Secondly, retailers that choose to implement digital touchpoints in the store without turn down the
sales personnel might balance better the number of digital touchpoints and employees considering
the most used technologies. Indeed, the majority of respondents stated that self-checkout machines
are the most useful to speed up the shopping experience, by leading towards a reduction of cashier to
increase the number of personal shopping assistants.
Due to the high level of trust toward digital touchpoints suggested by findings, retailers should finally
develop new training programs for their employees on how to establish trustworthy relationships with
consumers.
This study is also subject to some limitations. First, the data collection might suffer from the sample
choice, as the respondents were not recruited within a store, while they were asked to reply to the
questions considering their experience with a store of their choice. Thus, consumers were not exposed
to a certain service in a certain store when answering, and their responses might be different when
actually in a point of sale. Future studies might replicate this research in a specific (brand) store with
specific digital and human services in action.

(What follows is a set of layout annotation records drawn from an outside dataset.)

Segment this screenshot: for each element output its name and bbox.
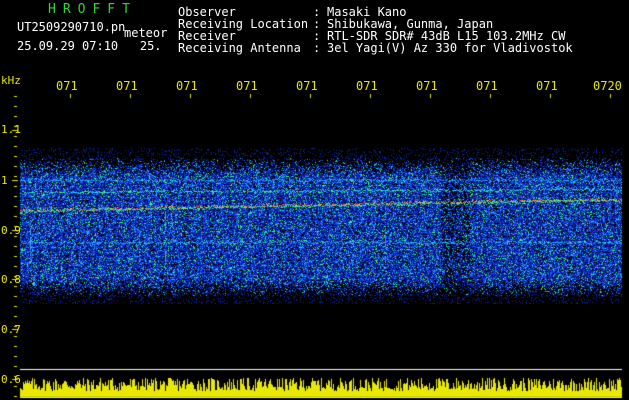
file-name: UT2509290710.pn: [17, 20, 126, 34]
colon: :: [313, 41, 321, 55]
y-tick-label: 0.9: [1, 224, 21, 237]
x-tick-label: 071: [356, 79, 378, 93]
y-tick-label: 0.7: [1, 323, 21, 336]
antenna-label: Receiving Antenna: [178, 41, 301, 55]
antenna-value: 3el Yagi(V) Az 330 for Vladivostok: [327, 41, 573, 55]
x-tick-label: 071: [416, 79, 438, 93]
datetime-label: 25.09.29 07:10 25.: [17, 39, 162, 53]
y-tick-label: 0.8: [1, 273, 21, 286]
x-tick-label: 071: [536, 79, 558, 93]
x-tick-label: 071: [236, 79, 258, 93]
x-tick-label: 071: [296, 79, 318, 93]
frequency-unit: kHz: [1, 74, 21, 87]
x-tick-label: 0720: [593, 79, 622, 93]
x-tick-label: 071: [56, 79, 78, 93]
x-tick-label: 071: [176, 79, 198, 93]
meteor-tag: meteor: [124, 26, 168, 40]
app-title: HROFFT: [48, 2, 137, 17]
y-tick-label: 0.6: [1, 373, 21, 386]
x-tick-label: 071: [476, 79, 498, 93]
x-tick-label: 071: [116, 79, 138, 93]
spectrogram-window: HROFFT UT2509290710.pn meteor 25.09.29 0…: [0, 0, 629, 400]
amplitude-histogram: [0, 0, 629, 400]
y-tick-label: 1: [1, 174, 8, 187]
y-tick-label: 1.1: [1, 123, 21, 136]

Similarly, the sample of consumers consists of people with some past knowledge and understanding
of new technologies for supporting shopping, the results indicate, are willing to adopt after a certain
period of time. Therefore, we expect that non-innovative consumers who are not aware of new
technologies might be differently affected by the availability of digital touchpoints. To explore this
heterogeneity of consumer technology-readiness further, future studies could examine the exposure
of digital and human touchpoints with consumers with limited (or even no) experience in new
technologies.
Moreover, the research focused on Italian respondents without considering cultural aspects that could
impact on their responses. Future researches should replicate the study in other countries examining
20
the cultural drivers towards the preference of technology-based versus human-based services, as some
cultures might privilege the human contact rather than the automatic provided by automatic
systems/new technologies. Finally, new research might provide a new predictive model of
consumers’ behavior when digital and human touchpoints coexist, including different variables such
as utility, innovativeness, trust in technology and trust in the employees.